Wir fassen eine dieser Tage im Rahmen einer Konferenz der Washingtoner Brookings Institution vorgestellte Arbeit des aus Portugal stammenden und seit Jahren an amerikanischen Universitäten lehrenden Ökonomen Ricardo Reis in Thesen zusammen:

1. Die üblichen, auch in den bisherigen Beiträgen unserer Portugal-Reihe erwähnten Schwächen – vergleichsweise niedriger Stand von Bildung und Ausbildung, niedrige Produktivität, ausufernde Staatstätigkeit, ineffizientes Rechtssystem, rigide Arbeitsmärkte und Schwäche im internationalen Wettbewerb – existieren durchaus.
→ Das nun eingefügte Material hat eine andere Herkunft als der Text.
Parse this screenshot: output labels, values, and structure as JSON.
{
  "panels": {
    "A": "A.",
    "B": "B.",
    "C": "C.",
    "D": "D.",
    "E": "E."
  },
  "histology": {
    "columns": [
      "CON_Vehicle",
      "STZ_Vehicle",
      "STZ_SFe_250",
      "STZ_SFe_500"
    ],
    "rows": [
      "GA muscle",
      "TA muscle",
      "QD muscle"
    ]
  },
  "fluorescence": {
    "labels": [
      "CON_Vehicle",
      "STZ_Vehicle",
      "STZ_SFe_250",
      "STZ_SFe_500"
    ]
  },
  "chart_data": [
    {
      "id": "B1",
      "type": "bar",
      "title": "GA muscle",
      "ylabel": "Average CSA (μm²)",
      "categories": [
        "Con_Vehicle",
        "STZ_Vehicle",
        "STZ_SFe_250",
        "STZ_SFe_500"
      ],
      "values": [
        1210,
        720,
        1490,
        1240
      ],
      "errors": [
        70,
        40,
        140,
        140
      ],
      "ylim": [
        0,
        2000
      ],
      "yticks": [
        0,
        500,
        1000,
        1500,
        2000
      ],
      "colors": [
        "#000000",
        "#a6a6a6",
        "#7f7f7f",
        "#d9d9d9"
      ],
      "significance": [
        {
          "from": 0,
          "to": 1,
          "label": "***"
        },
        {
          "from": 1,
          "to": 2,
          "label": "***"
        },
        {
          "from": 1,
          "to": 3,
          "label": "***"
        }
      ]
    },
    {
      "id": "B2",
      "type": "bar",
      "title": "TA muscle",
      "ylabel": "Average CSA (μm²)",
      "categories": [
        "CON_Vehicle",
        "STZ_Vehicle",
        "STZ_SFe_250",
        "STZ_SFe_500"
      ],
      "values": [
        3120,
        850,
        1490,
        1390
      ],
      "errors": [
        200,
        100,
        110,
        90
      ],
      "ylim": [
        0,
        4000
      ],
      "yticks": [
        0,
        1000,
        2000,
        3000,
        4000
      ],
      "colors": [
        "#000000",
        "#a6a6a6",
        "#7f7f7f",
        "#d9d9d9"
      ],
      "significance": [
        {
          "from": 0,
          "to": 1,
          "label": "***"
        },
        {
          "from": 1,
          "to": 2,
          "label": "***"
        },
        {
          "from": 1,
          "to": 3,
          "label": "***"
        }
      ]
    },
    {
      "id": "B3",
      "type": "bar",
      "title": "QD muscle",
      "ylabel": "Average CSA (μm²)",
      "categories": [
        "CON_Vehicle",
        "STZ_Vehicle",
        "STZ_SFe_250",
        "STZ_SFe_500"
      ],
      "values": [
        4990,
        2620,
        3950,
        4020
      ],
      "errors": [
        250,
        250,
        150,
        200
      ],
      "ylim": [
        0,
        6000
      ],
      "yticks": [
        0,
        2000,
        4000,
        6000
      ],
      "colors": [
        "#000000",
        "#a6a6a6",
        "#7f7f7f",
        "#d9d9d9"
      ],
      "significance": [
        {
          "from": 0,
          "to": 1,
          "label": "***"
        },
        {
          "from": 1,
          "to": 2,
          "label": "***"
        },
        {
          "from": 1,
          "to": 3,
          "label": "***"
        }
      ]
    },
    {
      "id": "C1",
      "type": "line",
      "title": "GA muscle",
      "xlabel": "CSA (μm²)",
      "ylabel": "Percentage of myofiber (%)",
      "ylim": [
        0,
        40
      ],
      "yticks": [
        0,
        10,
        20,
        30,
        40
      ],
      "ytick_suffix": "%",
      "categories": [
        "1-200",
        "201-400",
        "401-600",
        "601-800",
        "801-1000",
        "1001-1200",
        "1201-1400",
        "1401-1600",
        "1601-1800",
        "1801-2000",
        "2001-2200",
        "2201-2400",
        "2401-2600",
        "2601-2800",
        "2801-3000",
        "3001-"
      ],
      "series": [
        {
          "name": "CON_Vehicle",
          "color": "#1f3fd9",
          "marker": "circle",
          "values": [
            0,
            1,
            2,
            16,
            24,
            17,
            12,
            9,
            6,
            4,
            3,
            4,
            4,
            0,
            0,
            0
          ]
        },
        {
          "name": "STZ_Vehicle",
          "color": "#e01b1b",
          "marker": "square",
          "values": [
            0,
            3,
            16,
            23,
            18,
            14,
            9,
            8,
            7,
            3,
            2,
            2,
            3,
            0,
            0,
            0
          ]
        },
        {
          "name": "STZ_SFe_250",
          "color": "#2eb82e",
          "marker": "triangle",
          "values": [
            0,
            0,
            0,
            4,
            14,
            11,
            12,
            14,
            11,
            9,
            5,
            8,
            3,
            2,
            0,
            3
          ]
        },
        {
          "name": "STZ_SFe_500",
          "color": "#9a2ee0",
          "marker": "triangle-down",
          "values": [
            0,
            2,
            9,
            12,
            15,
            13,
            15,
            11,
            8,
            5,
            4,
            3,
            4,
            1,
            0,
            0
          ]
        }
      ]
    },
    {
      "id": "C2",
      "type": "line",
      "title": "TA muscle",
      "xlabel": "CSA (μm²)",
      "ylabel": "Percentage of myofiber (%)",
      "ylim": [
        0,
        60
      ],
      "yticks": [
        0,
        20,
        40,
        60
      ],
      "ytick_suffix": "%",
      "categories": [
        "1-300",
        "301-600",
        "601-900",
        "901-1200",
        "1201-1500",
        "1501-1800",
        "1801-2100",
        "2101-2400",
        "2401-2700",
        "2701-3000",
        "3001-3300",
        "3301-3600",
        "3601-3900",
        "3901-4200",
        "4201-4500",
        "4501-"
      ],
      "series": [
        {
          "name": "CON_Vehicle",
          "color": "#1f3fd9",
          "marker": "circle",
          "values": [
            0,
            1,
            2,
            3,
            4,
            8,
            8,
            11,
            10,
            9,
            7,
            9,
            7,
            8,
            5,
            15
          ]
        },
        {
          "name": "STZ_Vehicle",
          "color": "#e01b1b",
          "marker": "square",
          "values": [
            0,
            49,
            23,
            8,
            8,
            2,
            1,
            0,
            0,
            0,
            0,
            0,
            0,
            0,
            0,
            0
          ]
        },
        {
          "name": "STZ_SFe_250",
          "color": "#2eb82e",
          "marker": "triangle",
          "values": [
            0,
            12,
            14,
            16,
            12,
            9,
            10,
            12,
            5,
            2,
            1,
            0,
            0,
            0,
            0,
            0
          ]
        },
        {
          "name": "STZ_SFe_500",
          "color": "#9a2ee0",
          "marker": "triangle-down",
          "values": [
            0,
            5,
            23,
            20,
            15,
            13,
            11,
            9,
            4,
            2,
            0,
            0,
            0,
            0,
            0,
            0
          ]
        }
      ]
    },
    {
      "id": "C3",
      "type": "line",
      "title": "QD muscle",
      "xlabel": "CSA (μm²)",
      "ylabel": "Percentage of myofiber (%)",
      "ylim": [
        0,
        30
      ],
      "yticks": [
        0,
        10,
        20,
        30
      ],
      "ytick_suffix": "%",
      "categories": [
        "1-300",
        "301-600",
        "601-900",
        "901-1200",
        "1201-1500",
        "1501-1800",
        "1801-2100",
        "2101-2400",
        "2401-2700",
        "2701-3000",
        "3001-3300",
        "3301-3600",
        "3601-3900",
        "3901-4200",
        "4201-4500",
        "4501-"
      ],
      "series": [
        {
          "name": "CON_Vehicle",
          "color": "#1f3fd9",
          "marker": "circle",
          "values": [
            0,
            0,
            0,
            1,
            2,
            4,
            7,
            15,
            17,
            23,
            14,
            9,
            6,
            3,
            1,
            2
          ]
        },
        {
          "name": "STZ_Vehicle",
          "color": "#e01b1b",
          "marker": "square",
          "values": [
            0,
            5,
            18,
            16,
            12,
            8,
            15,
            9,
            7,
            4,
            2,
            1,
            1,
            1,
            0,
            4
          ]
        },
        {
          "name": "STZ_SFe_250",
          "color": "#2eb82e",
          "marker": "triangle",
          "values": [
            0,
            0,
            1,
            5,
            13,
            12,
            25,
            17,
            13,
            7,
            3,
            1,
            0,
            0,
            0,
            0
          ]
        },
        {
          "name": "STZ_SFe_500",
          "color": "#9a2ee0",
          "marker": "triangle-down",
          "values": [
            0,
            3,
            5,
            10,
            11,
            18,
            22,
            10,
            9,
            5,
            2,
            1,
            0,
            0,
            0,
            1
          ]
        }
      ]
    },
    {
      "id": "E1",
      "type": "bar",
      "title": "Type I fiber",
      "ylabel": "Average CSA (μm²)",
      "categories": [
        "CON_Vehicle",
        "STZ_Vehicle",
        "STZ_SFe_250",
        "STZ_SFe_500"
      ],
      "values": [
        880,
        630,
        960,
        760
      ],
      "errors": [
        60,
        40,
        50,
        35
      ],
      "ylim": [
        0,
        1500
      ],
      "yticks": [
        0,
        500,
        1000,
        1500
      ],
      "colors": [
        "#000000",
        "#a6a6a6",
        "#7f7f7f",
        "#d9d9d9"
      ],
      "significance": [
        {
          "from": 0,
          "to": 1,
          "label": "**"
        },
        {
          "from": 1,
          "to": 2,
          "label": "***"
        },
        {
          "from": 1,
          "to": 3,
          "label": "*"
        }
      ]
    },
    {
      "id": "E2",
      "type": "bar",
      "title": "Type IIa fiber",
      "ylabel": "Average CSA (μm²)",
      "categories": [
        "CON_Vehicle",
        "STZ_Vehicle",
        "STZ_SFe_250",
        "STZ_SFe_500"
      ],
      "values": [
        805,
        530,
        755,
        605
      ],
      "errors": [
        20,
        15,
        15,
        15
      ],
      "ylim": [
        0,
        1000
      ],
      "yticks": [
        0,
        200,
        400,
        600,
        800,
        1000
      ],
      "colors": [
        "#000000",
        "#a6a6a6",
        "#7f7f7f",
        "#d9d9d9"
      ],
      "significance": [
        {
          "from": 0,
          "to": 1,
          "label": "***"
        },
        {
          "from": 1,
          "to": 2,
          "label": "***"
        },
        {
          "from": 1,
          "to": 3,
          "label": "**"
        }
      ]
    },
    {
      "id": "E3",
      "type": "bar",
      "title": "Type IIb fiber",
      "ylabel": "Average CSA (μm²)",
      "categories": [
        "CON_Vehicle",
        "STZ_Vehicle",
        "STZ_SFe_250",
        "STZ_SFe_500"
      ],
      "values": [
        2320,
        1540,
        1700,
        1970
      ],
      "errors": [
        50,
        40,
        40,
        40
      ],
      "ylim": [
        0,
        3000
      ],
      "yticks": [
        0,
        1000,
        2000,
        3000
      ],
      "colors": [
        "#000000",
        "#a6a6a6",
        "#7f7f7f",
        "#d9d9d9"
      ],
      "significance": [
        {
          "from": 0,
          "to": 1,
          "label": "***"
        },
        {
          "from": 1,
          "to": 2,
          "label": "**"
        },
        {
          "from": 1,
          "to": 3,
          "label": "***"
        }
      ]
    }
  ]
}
Sie erklären aber nicht vollständig die enttäuschende wirtschaftliche Entwicklung Portugals seit dem Jahr 2000. Hierzu bedarf es einer weiteren Geschichte.

2. Diese alternative Geschichte handelt von zwei Schocks und zwei Umständen (“circumstances”): “The first shock was the large capital flows with the integration of capital markets that followed the euro, and the circumstance was the under-developed Portuguese financial market. The capital flows were mis-allocated, leading to an expansion in unproductive non-tradable sectors, and did not lead to any signicant gains in productivity. The second shock was an increase in taxes due to past commitments to old-age pensions, that were not altered in time.”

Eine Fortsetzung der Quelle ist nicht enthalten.